Rare works by Picasso depict marine creatures, animals, human figures, mythological scenes inspired by ancient tragedy and comedy, all conversing with prehistoric artefacts as part of the museum’s “Divine Dialogues” series, where ceramics and designs of Picasso talk with ancient works.

Picasso Cycladic Museum Athens

Photograph: Paris Tavitian. Museum of Cycladic Art. © Succession Picasso 2019

 

For the first time, 68 rare ceramics and Picasso drawings with birds, quadrupeds and marine creatures, human figures, mythological or minor beings and other works inspired by ancient tragedies and comedies, talk thematically with 67 antiquities, to create a “Divine Dialogue” between ancient Greek and modern art.

The pictorial works of art and ceramics from Picasso’s artistic creation from the 1920s to the 1960s come from institutions, museums and collections from around the world. Sculptures, ceramics and copper dating back to prehistoric times (ca. 3200 BC the oldest) to the Late Roman period (3rd century AD the newest) and the works of antiquity come from a total of 15 Greek museums and collections.

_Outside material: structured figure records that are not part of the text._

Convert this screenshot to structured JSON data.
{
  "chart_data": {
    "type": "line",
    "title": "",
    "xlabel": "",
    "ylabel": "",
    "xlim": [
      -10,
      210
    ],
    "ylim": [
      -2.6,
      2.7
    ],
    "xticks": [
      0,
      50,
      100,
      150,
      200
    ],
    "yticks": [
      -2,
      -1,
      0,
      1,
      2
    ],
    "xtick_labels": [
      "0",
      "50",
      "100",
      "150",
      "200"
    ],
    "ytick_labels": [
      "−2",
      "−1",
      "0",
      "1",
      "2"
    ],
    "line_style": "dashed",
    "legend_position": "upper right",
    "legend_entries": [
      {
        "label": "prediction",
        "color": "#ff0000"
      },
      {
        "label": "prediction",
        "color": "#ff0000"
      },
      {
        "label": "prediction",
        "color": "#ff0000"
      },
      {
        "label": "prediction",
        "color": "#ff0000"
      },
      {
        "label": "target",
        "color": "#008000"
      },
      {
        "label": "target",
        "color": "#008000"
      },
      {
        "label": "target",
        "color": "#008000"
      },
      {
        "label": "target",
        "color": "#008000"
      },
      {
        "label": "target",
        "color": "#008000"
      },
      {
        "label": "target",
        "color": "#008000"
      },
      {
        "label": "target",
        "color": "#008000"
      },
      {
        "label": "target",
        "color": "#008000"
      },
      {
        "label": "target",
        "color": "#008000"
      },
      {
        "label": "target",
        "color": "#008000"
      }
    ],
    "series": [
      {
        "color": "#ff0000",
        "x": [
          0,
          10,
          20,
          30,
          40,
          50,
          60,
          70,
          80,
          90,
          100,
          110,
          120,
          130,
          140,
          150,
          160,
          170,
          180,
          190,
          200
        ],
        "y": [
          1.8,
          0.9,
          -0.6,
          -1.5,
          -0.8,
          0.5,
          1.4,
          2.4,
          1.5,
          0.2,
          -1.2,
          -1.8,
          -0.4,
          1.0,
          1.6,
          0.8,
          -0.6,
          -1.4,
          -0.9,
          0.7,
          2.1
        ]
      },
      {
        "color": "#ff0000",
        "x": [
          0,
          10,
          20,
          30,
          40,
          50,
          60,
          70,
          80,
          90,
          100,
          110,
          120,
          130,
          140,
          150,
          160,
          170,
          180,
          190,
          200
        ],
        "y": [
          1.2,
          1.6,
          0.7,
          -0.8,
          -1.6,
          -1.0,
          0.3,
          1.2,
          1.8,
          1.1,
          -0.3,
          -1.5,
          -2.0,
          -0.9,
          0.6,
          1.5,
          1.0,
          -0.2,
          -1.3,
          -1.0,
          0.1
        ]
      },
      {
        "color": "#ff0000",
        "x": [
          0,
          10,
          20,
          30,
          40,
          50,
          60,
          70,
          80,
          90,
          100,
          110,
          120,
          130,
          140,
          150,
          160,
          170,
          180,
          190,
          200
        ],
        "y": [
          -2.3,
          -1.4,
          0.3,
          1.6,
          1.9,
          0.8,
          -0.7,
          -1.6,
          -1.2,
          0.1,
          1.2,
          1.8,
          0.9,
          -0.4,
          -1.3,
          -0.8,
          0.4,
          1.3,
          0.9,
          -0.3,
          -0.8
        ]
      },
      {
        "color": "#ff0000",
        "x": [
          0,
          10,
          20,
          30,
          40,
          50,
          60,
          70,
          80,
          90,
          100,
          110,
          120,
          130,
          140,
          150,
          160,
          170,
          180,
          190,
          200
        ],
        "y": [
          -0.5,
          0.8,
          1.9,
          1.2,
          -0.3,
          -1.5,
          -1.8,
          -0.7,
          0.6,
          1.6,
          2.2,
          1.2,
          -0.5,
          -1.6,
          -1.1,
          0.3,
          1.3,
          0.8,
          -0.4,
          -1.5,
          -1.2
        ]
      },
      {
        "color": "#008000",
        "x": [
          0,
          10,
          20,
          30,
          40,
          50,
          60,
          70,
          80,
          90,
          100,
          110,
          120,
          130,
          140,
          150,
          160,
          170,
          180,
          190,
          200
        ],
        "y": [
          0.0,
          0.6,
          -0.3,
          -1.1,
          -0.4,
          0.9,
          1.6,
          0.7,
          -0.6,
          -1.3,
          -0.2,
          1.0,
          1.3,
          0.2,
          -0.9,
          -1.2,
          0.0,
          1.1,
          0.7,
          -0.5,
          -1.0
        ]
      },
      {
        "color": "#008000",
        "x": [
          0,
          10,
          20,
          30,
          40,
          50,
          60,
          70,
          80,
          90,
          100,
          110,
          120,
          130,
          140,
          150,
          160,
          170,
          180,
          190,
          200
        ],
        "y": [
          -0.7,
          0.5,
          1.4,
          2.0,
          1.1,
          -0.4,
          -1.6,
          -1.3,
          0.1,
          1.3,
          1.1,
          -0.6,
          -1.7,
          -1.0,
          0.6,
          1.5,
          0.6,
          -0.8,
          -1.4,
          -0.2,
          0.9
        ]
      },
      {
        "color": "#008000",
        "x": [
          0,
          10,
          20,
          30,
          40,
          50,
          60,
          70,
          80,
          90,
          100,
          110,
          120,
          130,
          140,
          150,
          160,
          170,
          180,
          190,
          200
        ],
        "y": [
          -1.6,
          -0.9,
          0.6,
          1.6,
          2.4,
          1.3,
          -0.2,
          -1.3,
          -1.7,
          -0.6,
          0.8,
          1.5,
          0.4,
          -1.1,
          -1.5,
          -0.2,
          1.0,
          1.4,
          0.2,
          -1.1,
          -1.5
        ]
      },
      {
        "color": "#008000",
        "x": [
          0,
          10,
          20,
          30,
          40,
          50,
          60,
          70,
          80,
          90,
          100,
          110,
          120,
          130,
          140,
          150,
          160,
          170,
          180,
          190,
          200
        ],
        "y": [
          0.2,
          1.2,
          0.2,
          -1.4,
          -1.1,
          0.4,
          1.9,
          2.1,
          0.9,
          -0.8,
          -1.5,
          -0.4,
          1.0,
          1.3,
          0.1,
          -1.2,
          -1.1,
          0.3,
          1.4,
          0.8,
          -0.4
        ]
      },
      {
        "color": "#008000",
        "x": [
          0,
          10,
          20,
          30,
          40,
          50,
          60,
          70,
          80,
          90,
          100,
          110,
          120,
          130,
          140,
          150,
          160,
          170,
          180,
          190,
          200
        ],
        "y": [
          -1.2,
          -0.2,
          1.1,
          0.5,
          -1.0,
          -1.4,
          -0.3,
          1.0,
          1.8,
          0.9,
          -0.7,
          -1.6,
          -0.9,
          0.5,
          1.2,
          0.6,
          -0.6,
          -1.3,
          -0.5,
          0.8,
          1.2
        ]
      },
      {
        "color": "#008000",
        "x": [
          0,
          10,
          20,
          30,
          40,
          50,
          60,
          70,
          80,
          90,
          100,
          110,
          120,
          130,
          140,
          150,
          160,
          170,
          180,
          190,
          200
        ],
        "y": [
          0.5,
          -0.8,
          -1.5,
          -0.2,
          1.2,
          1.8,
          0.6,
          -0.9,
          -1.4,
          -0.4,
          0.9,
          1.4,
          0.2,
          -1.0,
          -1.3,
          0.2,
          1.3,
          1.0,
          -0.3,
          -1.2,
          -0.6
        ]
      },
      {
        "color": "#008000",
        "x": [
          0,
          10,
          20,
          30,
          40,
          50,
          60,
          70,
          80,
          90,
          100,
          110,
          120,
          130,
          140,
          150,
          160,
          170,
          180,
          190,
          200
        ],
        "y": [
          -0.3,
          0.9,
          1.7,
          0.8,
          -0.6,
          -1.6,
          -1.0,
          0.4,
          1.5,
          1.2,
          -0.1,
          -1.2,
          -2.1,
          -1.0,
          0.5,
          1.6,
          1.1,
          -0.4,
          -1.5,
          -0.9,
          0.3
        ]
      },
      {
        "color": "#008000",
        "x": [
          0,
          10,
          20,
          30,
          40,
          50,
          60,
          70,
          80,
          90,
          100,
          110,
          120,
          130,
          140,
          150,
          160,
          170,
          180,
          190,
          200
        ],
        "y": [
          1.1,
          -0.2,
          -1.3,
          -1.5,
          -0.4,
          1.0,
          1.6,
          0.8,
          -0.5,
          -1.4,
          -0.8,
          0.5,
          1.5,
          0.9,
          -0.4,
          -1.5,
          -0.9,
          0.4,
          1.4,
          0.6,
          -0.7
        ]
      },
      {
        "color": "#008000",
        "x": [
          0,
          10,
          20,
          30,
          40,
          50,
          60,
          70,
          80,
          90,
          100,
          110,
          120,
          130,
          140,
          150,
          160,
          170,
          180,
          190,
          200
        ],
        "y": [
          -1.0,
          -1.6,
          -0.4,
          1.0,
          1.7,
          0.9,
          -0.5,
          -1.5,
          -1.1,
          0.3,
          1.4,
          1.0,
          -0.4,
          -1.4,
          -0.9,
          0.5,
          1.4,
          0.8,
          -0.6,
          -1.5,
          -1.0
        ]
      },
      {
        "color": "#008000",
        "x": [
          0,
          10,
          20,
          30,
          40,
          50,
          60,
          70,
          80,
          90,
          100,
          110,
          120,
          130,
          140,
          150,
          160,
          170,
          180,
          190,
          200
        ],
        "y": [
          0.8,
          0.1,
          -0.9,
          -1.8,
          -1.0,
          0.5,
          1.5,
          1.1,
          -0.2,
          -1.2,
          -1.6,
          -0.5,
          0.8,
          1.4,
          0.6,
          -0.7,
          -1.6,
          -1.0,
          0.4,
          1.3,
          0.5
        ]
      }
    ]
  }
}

Picasso Cycladic Museum Athens Centaur

Among the most interesting “pairs” presented in this exhibition are the white clay Centaur (pictured right) with incised and slip-painted decoration, which Picasso created at Vallauris on 3 January 1953, conversing here with a sixth-century BC Cypro-Archaic Centaur. (© Succession Picasso 2019, FABA Photo: Hugard & Vanoverschelde Photography) + (© Department of Antiquities, Cyprus. Photo: Athanasios Athanasiou)

During his long and productive career, Picasso was inspired by a wide variety of sources, which he constantly adapted and worked on. The classical tradition offered the Spanish painter a vocabulary of endless possibilities for manipulation and modification. Ancient Greece, with its mythological history and rich iconography, was among these sources. From the time even when he painted plaster casts of ancient sculptures, Picasso was fascinated by various themes of Greek mythology, issues that distract the trivial or that state of the conflicting impulses of man. Among them, the Minotaur, a Dionysian creature, half man and half animal, emerged as a symbol of the darkest aspects of the human soul and the contemplation of war.

As one of the greatest twentieth-century modern artists, Picasso is famous for his spectacular paintings but less for his drawings, engravings, and pottery. The combination of these mediums closely recalls antiquity, producing works inspired by the Creto-Mycenaean and Greek worlds and the Mediterranean civilizations in general.

Picasso Cycladic Museum Athens

Photograph: Paris Tavitian. Museum of Cycladic Art. © Succession Picasso 2019

“To me there is no past or future in art. If a work of art cannot live always in the present it must not be considered at all. The art of the [ancient] Greeks, of the Egyptians, of the great painters who lived in other times, is not an art of the past; perhaps it is more alive today than it ever was.” – Pablo Picasso

Curated by Professor N. C. Stampolidis and art historian, Olivier Berggruen.

Picasso Cycladic Museum Ticket

Why Athens Tip: FREE guided tours take place every Wednesday at 12.30pm (English), Thursday at 6:30pm (Greek), Saturday at 2:30pm (Greek) and Sunday at 12.30pm and 2:30pm (Greek). *Arrive one hour prior to register. Included with price of general admission.